The Clippers lost the game because they became complacent and because the greatest player on the planet wanted them to lose. Here's the thing: after holding Cleveland to 17, 17 and 18 in the first three quarters of the game, the Cavs put up 35 in the final quarter - more than double their quarterly average to that point. Complacency? Let's see, we're ahead by 17 with one quarter left, and our defense has held them to 17.3 points per quarter so far. It's not the least bit surprising that they were walking the ball up - they were absolutely certain that all they had to do was continue playing defense and they would win the game. It's almost always a mistake to think that way, as it was this time. But again, not overly surprising.

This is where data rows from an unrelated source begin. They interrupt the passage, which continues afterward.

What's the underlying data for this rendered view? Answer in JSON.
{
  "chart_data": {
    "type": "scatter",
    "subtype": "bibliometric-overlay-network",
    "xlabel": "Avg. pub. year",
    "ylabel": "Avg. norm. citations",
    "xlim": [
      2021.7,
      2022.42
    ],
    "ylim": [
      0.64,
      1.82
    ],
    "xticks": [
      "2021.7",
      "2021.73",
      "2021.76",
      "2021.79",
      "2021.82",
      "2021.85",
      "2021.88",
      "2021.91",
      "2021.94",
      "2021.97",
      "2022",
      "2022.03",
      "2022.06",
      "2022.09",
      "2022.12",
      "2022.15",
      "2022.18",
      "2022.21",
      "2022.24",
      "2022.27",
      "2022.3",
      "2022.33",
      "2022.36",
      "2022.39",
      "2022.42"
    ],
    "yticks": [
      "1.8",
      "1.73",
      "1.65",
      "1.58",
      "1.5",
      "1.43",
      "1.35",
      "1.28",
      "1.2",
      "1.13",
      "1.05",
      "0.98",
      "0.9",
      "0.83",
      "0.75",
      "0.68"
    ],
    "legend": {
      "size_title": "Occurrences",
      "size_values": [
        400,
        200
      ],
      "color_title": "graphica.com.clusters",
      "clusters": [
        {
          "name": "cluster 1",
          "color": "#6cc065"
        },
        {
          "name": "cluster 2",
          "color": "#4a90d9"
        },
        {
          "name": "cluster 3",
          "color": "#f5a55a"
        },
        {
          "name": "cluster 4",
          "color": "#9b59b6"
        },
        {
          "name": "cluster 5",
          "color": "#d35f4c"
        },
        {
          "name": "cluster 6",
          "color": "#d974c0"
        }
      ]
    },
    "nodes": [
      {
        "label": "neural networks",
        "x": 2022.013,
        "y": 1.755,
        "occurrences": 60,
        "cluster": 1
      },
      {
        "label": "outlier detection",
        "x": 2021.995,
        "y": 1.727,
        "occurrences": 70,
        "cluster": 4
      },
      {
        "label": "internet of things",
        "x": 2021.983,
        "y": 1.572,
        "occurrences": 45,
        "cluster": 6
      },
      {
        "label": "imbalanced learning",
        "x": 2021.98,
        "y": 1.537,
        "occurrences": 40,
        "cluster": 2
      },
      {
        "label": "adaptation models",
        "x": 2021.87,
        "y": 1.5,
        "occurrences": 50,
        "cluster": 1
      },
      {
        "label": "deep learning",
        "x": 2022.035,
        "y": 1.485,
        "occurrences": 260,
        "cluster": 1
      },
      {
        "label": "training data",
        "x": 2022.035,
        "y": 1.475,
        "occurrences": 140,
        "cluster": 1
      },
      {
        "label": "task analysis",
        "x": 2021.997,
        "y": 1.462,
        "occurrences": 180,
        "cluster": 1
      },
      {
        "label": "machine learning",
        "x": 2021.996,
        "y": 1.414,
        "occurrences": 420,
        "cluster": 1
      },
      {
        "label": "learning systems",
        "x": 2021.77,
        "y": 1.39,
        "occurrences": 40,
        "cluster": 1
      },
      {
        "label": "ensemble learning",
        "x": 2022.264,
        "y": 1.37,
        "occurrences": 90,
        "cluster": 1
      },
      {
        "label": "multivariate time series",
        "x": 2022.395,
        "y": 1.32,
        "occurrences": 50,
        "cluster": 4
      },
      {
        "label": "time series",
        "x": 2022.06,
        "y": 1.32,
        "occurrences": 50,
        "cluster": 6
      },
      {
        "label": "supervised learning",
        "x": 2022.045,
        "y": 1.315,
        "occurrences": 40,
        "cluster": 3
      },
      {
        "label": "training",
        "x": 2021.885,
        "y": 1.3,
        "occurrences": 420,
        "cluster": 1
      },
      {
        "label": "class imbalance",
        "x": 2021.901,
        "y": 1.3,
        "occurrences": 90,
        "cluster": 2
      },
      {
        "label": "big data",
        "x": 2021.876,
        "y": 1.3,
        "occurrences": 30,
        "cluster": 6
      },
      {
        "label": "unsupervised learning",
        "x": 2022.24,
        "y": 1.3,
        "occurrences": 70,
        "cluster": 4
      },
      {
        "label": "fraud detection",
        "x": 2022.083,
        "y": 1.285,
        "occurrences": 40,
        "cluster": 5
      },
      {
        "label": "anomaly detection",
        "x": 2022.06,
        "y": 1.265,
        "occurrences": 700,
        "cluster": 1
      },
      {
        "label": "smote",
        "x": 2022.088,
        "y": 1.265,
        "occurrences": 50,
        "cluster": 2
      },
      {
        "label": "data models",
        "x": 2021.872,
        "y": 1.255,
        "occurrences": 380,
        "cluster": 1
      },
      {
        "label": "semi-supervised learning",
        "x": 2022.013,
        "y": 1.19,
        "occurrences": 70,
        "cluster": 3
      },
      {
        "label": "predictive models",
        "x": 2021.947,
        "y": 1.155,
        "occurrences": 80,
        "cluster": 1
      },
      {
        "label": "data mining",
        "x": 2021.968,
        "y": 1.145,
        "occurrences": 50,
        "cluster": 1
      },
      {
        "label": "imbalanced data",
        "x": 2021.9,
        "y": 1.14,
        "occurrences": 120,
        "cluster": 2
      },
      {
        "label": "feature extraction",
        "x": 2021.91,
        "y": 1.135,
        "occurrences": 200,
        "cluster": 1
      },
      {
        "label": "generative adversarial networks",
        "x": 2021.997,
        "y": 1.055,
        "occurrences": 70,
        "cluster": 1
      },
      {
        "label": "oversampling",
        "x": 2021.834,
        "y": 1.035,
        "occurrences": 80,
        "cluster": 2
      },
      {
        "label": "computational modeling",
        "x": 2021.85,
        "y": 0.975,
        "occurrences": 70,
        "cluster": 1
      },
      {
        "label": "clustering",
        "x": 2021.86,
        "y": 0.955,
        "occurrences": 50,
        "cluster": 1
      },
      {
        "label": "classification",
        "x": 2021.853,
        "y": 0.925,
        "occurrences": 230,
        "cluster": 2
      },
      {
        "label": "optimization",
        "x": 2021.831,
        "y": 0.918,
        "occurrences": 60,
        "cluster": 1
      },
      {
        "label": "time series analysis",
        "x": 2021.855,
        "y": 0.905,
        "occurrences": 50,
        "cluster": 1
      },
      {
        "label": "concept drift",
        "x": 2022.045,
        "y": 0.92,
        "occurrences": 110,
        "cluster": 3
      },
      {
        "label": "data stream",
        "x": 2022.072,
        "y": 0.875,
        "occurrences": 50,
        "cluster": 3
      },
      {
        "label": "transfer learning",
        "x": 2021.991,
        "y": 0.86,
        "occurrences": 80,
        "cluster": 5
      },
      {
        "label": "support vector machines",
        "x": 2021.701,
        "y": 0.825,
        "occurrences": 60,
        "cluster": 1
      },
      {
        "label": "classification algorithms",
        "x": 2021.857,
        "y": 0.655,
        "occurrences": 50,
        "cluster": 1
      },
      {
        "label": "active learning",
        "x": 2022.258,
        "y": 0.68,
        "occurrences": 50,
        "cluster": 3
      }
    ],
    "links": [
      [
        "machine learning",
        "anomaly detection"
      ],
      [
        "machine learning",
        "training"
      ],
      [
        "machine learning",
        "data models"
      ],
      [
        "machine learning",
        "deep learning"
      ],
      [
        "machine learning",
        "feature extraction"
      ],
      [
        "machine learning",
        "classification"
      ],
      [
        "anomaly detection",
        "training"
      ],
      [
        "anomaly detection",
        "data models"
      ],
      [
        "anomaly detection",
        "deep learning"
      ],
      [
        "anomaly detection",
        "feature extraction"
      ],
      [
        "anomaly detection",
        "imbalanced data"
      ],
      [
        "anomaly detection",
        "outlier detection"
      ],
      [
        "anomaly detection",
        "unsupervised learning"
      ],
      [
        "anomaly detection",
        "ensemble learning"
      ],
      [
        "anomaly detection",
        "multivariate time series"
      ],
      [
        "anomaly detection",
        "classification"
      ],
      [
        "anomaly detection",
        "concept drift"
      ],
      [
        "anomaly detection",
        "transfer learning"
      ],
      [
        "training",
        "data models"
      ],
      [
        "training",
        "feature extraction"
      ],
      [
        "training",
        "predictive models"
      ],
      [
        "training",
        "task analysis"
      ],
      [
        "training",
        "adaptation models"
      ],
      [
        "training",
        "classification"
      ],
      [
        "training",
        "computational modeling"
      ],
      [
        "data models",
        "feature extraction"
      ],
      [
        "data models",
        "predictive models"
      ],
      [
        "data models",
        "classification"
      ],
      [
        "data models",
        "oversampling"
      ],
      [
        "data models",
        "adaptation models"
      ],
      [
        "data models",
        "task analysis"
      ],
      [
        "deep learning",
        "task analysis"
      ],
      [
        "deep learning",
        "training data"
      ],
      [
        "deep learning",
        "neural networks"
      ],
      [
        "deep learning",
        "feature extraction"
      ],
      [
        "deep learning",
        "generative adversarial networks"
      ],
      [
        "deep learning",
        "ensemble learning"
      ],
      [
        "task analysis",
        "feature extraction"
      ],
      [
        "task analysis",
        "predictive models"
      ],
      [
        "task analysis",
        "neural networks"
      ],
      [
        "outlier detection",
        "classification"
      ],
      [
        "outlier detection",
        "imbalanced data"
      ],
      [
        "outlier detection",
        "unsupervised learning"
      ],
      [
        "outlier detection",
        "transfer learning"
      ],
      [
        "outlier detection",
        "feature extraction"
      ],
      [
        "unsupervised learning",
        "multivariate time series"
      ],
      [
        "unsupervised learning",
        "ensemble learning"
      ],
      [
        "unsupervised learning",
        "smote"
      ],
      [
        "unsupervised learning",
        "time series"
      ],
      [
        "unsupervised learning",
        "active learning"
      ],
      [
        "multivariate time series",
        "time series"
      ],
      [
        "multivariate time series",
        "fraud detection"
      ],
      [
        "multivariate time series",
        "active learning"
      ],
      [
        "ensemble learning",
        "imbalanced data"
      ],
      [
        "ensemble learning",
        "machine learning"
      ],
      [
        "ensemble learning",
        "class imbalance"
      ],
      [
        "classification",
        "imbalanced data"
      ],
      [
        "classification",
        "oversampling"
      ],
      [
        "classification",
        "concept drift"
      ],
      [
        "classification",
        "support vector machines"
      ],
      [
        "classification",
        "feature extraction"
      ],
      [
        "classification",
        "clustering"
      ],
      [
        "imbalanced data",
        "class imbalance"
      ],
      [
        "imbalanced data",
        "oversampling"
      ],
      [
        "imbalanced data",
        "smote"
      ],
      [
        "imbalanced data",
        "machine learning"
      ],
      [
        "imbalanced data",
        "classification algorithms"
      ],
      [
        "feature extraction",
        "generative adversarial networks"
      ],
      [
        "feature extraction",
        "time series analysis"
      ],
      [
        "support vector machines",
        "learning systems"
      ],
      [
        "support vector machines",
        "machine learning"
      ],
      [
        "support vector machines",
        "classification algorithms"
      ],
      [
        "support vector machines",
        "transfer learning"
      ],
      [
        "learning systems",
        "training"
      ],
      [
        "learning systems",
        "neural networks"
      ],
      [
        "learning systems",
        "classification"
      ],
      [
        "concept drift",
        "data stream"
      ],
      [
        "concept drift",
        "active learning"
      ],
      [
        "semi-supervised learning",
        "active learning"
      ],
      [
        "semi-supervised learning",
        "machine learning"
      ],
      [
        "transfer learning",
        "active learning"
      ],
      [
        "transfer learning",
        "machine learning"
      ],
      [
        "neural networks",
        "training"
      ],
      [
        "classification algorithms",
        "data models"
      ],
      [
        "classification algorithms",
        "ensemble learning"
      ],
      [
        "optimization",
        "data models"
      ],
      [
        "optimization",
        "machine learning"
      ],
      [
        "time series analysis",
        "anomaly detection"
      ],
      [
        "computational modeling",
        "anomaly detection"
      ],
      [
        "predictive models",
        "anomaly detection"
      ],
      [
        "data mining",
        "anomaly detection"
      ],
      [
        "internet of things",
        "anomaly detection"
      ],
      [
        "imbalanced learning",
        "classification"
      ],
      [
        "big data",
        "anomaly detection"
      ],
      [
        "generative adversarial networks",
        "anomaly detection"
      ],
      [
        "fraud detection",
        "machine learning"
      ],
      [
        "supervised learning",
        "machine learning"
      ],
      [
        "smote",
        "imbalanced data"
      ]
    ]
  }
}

And by the way, I didn't think their defense in the last quarter was that poor. There were a few bad plays: the pick and roll where Z got a layup because Randolph had his head turned and didn't rotate; the missed box out by Eric Gordon on Booby Gibson. (Gordon complained after that play that he was pushed by Gibson, which frankly pissed me off all the more - you've got like 40 pounds on Gibson and could bench press him - here's an idea, box out, hold your position, and get the damn rebound. I'm fine with EJ losing Rookie of the Year for his lackluster rebounding alone.) On the winning three pointer, the Clippers played dare I say great defense until the final rotation - Baron and Thornton failed to communicate and both closed on Gibson when one of them should have gone to the wide open Mo Williams. But for anyone who thinks it's easy stopping LeBron James, go back and review what happened in the 2007 playoffs against the Pistons. Oh, and the Pistons actually had something to play for in that one, whereas the Clippers get more ping pong balls for losing.
Still 53 hours to go before tip off in Denver. Keep chewing on it, but let's hope no one has to actually chew their arm off to get out of this Clippers trap. I'm not sure who's going to get to the point-by-point Sports Guy rebuttal - me or Citizen Zhiv. But I know it's coming. We have time.